O grande destaque terá de ir para o primeiro single, “Must I evolve”, um épico de quase sete minutos que se encolhe e se estende, desenvolvendo-se e mudando de ritmo, com toques tribais, sintetizadores espaciais e um sentimento quase de jazz alucinado, aqui e ali. sempre ao serviço de um grande canção pop, que é a sua imagem de marca. Também em termos de imaginário, nunca antes víramos Jarvis atacar um tema destes: a evolução do homem, desde o Big Bang até ao futuro.
É um grande tema e que deixa o resto do material em apuros para conseguir acompanhar o nível. Há outras pérolas que se destacam, como o minimalismo de “Save the whale”, a lembrar um Leonard Cohen menos sério, ou a calma e bonita “Am I missing something”, passando pelo new wave sintetizado de “House music all night long”. Mas há também a electrónica tensa e negra de “Sometimes I am pharoah”, cujo ritmo final nos lembra que Jarvis sempre foi um raver aprisionado num corpo e numa mente de um bibliotecário; o tom esparso, lento e quase a lembrar David Sylvian de “Swanky modes”; e, para fechar, “Children of the echo”, onde o registo mais improvisado finalmente dá um ar da sua graça, com as duas vocalistas do grupo a insinuarem subtilmente um ar de Stereolab despenteado.

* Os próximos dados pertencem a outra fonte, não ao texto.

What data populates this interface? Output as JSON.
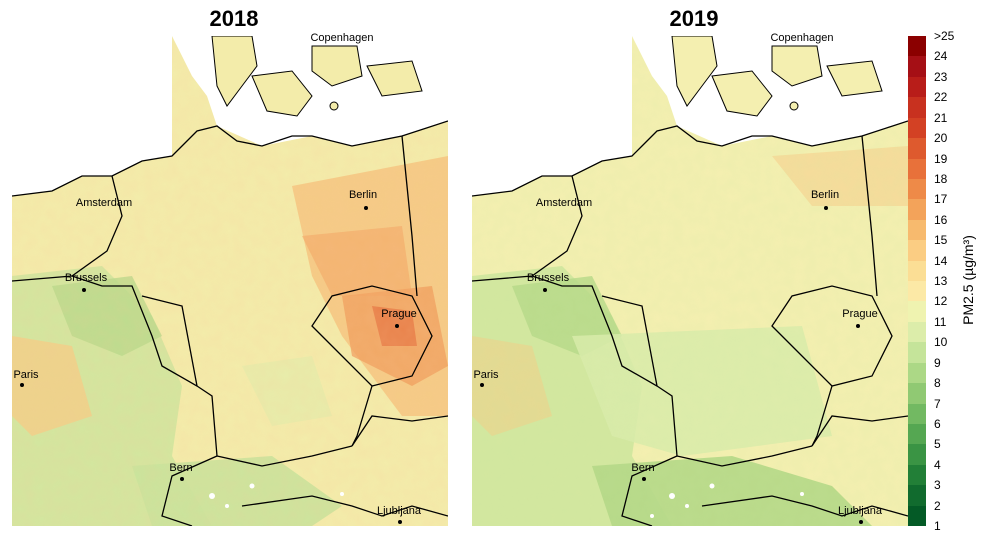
{
  "panels": [
    {
      "title": "2018"
    },
    {
      "title": "2019"
    }
  ],
  "cities": {
    "copenhagen": "Copenhagen",
    "amsterdam": "Amsterdam",
    "berlin": "Berlin",
    "brussels": "Brussels",
    "prague": "Prague",
    "paris": "Paris",
    "bern": "Bern",
    "ljubljana": "Ljubljana"
  },
  "legend": {
    "title": "PM2.5 (µg/m³)",
    "ticks": [
      ">25",
      "24",
      "23",
      "22",
      "21",
      "20",
      "19",
      "18",
      "17",
      "16",
      "15",
      "14",
      "13",
      "12",
      "11",
      "10",
      "9",
      "8",
      "7",
      "6",
      "5",
      "4",
      "3",
      "2",
      "1"
    ],
    "colors": [
      "#8b0000",
      "#a50f15",
      "#b81d19",
      "#c8311f",
      "#d34124",
      "#de5a2e",
      "#e8713a",
      "#ee8a48",
      "#f3a35a",
      "#f7ba6e",
      "#fbcd83",
      "#fbde95",
      "#fce9a6",
      "#eff3b0",
      "#dcedaa",
      "#c5e49a",
      "#acd886",
      "#90c973",
      "#72b962",
      "#55a752",
      "#3a9444",
      "#227f37",
      "#116b2e",
      "#045a26"
    ]
  }
}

Com apenas sete temas e 40 minutos, Beyond the pale é um disco algo desigual, e só a voz e as palavras de Jarvis nos vão conduzindo com segurança por um caminho que conhecemos e que tanto amamos. Mas é também um registo que desbrava novos terrenos, experimenta novos exercícios, e nos mostra – se dúvidas houvessem – que a habilidade de composição e de escrita deste cinquentão de Sheffield tem sempre a capacidade de nos envolver e de nos surpreender.
Jarvis continua único, continua a estar-se nas tintas para o estatuto de lenda do defuntíssimo britpop, continua à procura de comunicar connosco, naquele seu registo íntimo que mistura os grandes temas da vida com as pequenas misérias prosaicas da mesma.